Des divisions de plus en plus apparentes

Désormais privé de ses tonitruants meetings de campagne après le fiasco de la convention républicaine, Trump peine à mobiliser. Et celui qui régnait par lé terreur sur sa famille politique voit désormais un groupe très actif de républicains – l’organisation Lincoln Project (en hommage au président qui a mis fin à la division du pays après la guerre civile) – dénoncer son « incompétence », présentant sa réélection comme une « catastrophe » pour le pays.

Même consternation chez certaines des figures historiques du parti, à l’image de l’ancien secrétaire d’Etat et chef d’état-major des armées Colin Powell qui a annoncé son soutien au candidat démocrate, Joe Biden. Sans parler de son propre ancien chef d’état-major qui a sorti le mois dernier un brûlot présentant le Président comme un incompétent inculte et corrompu, responsable du déclin du leadership américain.

Une récente passe d’armes entre le Sénateur du Texas Ted Cruz et son collègue de l’Arkansas Tom Cotton à propos des plans adoptés par le Congrès pour soutenir l’économie fragilisée par l’épidémie semble également indiquer que des clivages profonds divisent le parti. Même constat au lendemain de l’interpellation très brutale de Liz Cheney, fille de l’ancien vice-président de George W. Bush pour son soutien jugé trop tiède par un partisan du Président.

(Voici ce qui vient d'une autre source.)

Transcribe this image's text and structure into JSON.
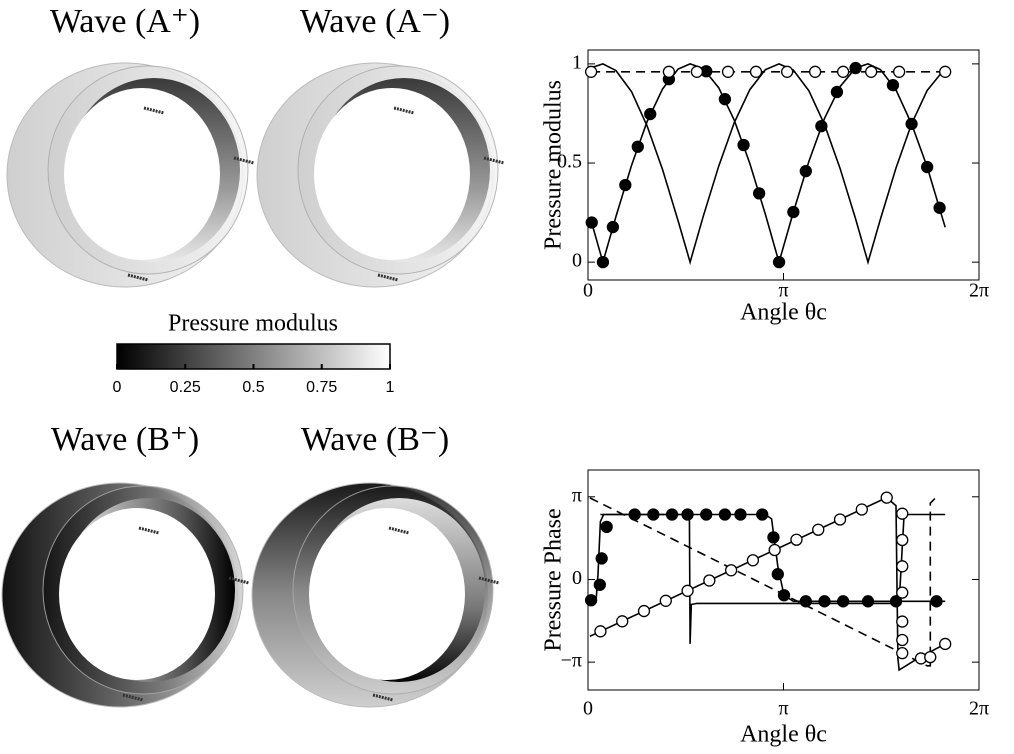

Devant la multiplication des signaux négatifs, Donald Trump a dû changer de directeur de campagne le 15 juillet dernier, le remplaçant par Bill Stepien qui était jusqu’à présent son adjoint. Le fort en gueule Brad Parscale paie sans doute le prix du double échec du meeting de campagne organisé à Tulsa, dans l’Oklahoma, fin juin. Ce dernier avait été une Bérézina, avec la moitié de la salle vide et une hausse spectaculaire des cas de covid deux semaines plus tard.

La dérive autoritaire

Autre point de discorde, sa réponse aux manifestations contre les violences policières et le racisme déclenchées par la mort de George Floyd. Devant des protestations contre le recours excessif à la force des autorités américaines, Trump a décidé de montrer les muscles, en se repliant sur une réponse purement répressive – se présentant au passage comme « le président de la loi et de l’ordre ». En atteste sa décision de déployer la police fédérale sans badge d’identification dans l’Oregon, malgré les protestations des autorités locales.

Les forces de l’ordres s’y sont illustrés par des arrestations et de détention dans des camionnettes banalisées. La technique doit être répétée à Chicago (Illinois), Albuquerque (Nouveau-Mexique), Detroit (Michigan), Baltimore (Maryland) ou Seattle (Washington). Au point que vendredi 24 juillet, le Haut-Commissariat des Nations unies aux droits de l’homme a mis en garde les Etats-Unis contre un « usage disproportionné » de la force et de possibles « détentions arbitraires ». Une enquête officielle a par ailleurs été ouverte jeudi par le ministère de la justice américain.

Pour ne rien arranger, Trump refuse toujours systématiquement de s’engager à reconnaître une éventuelle défaite aux prochaines élections. Il est désormais vent debout contre le vote par correspondance, alors qu’un tiers de l’électorat américain (38 %) a dit vouloir y recourir du fait de la pandémie selon un sondage du Washington Post et de la chaîne ABC. Un procédé qu’il a lui-même utilisé lors des trois scrutins précédant son élection. Dernière dérive pour un dirigeant ressemble de plus en plus aux leaders autoritaires dont il chantait encore récemment les louanges.